Gallion ? Paul ? Et que dire des Juifs qui vinrent trouver le proconsul pour qu’il
règle leurs questions religieuses ? Leurs paroles sont perfides, au sens strict de
véhiculant une mauvaise foi. Une peur dans leur foi. Ils semblaient très sûrs d’euxmêmes.
En réalité ils ne l’étaient pas. Bien sûr, c’était une force pour eux, que leur
religion ait toute liberté dans l’Empire romain. Mais cette force présentait une faille :
ils ne voulaient pas de concurrence. Gallion allait bien empêcher que Paul répande
cette nouvelle religion qui parlait du Christ. Eh, oui ! des histoires de noms, comme
disait Gallion !
Ce dernier ne trancha pas, et, en tout cas, n’empêcha pas que Paul parlât. Mais lui
ne parlerait pas pour régler les histoires religieuses. Que chacun s’assume. Tel est le
principe posé par Gallion.
Il a fait son devoir politique. Il y a chez lui un vrai professionnalisme.
Par lui, Paul comme les Juifs devront entendre que la conviction religieuse n’est pas
un délit. Il y a liberté de religion.
Et la politique n’interfère pas dans les consciences.
Sans doute Gallion aura-t-il été moins réglo en laissant des gens s’en prendre au
chef de la synagoque avec une violence qui laisse un sentiment de malaise.

Il y a une grande constance dans ce que Dieu attend de nous.
Ce qu’il dit à Paul, ici, pour le soutenir dans sa mission, était déjà présent lorsque,
sur le Sinaï, Dieu confia à Moïse sa mission de libérer le peuple hébreu de
l’esclavage.
« Je serai avec toi », (Ex 3, 12), et encore : « Tu parleras » (Ex 3, 15).
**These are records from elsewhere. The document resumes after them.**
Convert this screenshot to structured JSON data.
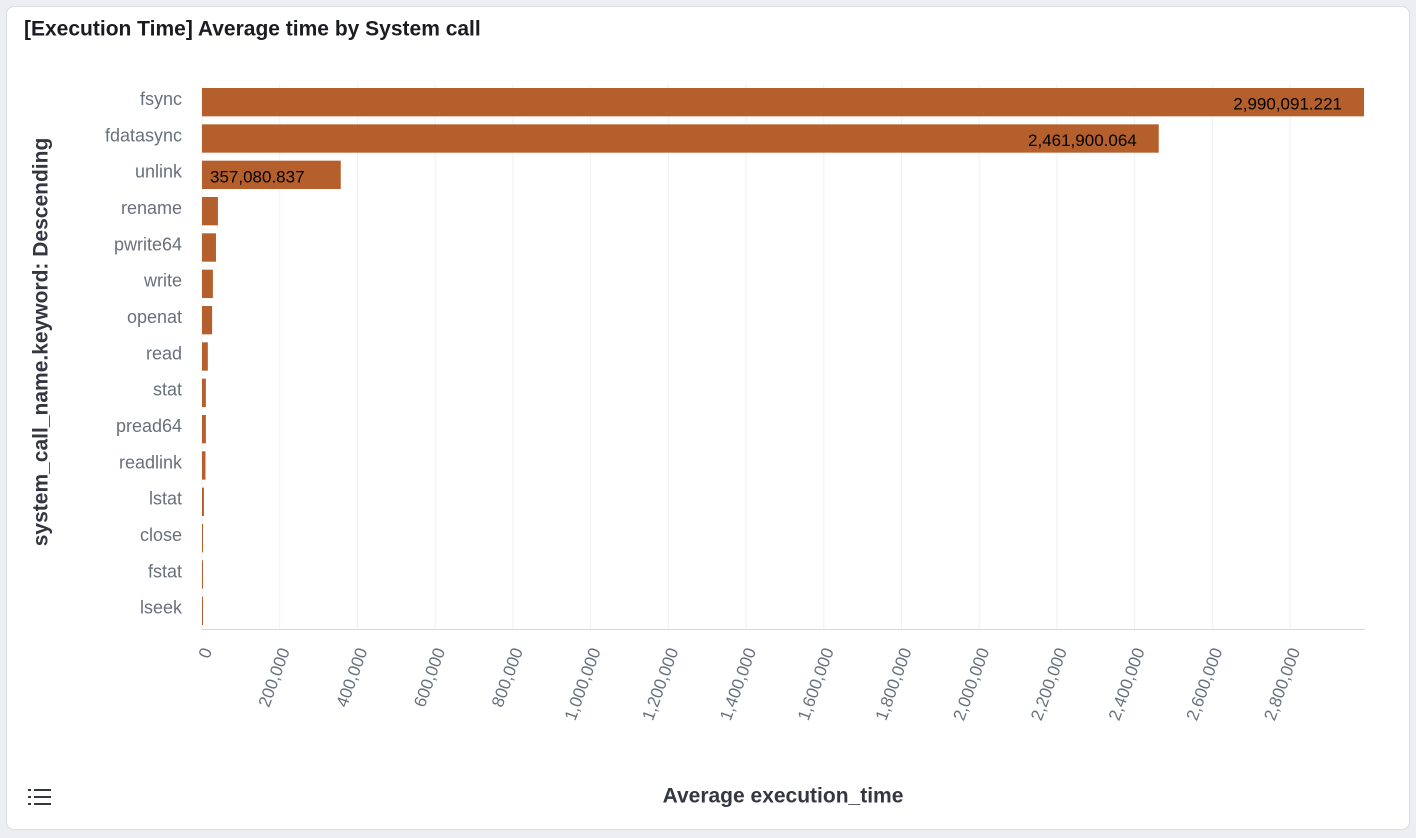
{
  "chart_data": {
    "type": "bar",
    "orientation": "horizontal",
    "title": "[Execution Time] Average time by System call",
    "x_label": "Average execution_time",
    "y_label": "system_call_name.keyword: Descending",
    "categories": [
      "fsync",
      "fdatasync",
      "unlink",
      "rename",
      "pwrite64",
      "write",
      "openat",
      "read",
      "stat",
      "pread64",
      "readlink",
      "lstat",
      "close",
      "fstat",
      "lseek"
    ],
    "values": [
      2990091.221,
      2461900.064,
      357080.837,
      41000,
      36000,
      28000,
      26000,
      15000,
      10000,
      10000,
      9000,
      5000,
      2500,
      2000,
      1500
    ],
    "value_labels": [
      "2,990,091.221",
      "2,461,900.064",
      "357,080.837",
      null,
      null,
      null,
      null,
      null,
      null,
      null,
      null,
      null,
      null,
      null,
      null
    ],
    "color": "#b5602c",
    "xlim": [
      0,
      2990091.221
    ],
    "xticks": [
      0,
      {
        "value": 200000,
        "label": "200,000"
      },
      {
        "value": 400000,
        "label": "400,000"
      },
      {
        "value": 600000,
        "label": "600,000"
      },
      {
        "value": 800000,
        "label": "800,000"
      },
      {
        "value": 1000000,
        "label": "1,000,000"
      },
      {
        "value": 1200000,
        "label": "1,200,000"
      },
      {
        "value": 1400000,
        "label": "1,400,000"
      },
      {
        "value": 1600000,
        "label": "1,600,000"
      },
      {
        "value": 1800000,
        "label": "1,800,000"
      },
      {
        "value": 2000000,
        "label": "2,000,000"
      },
      {
        "value": 2200000,
        "label": "2,200,000"
      },
      {
        "value": 2400000,
        "label": "2,400,000"
      },
      {
        "value": 2600000,
        "label": "2,600,000"
      },
      {
        "value": 2800000,
        "label": "2,800,000"
      }
    ],
    "grid": true
  }
}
Et Dieu
donnera à Moïse les moyens pour qu’il parle, malgré sa peur viscérale d’être porteparole
de Dieu.

De Moïse à saint Paul jusqu’à nous, il y a la même attente de Dieu, la même
grâce qu’il donne, le même accompagnement de sa Providence.
Ce passage des Actes des Apôtres nous renforce dans la mission que Dieu attend
de chacun de nous.
Tenir dans la foi semble héroïque. La mission fait peur. Être chrétien en ce monde
parait difficile. Mais Dieu attend notre mobilisation. Dieu nous aide et nous le dit. Et
Jésus, dans l’Evangile est venu nous alerter : ce monde vous causera du souci et
l’hostilité que vous y verrez donnera le sentiment qu’il est douloureux d’accoucher du
bonheur éternel. Pourtant, persistez, croyez, lancez-vous à l’appel de Dieu, car votre
coeur se réjouira, et votre joie, personne ne pourra vous l’ôter.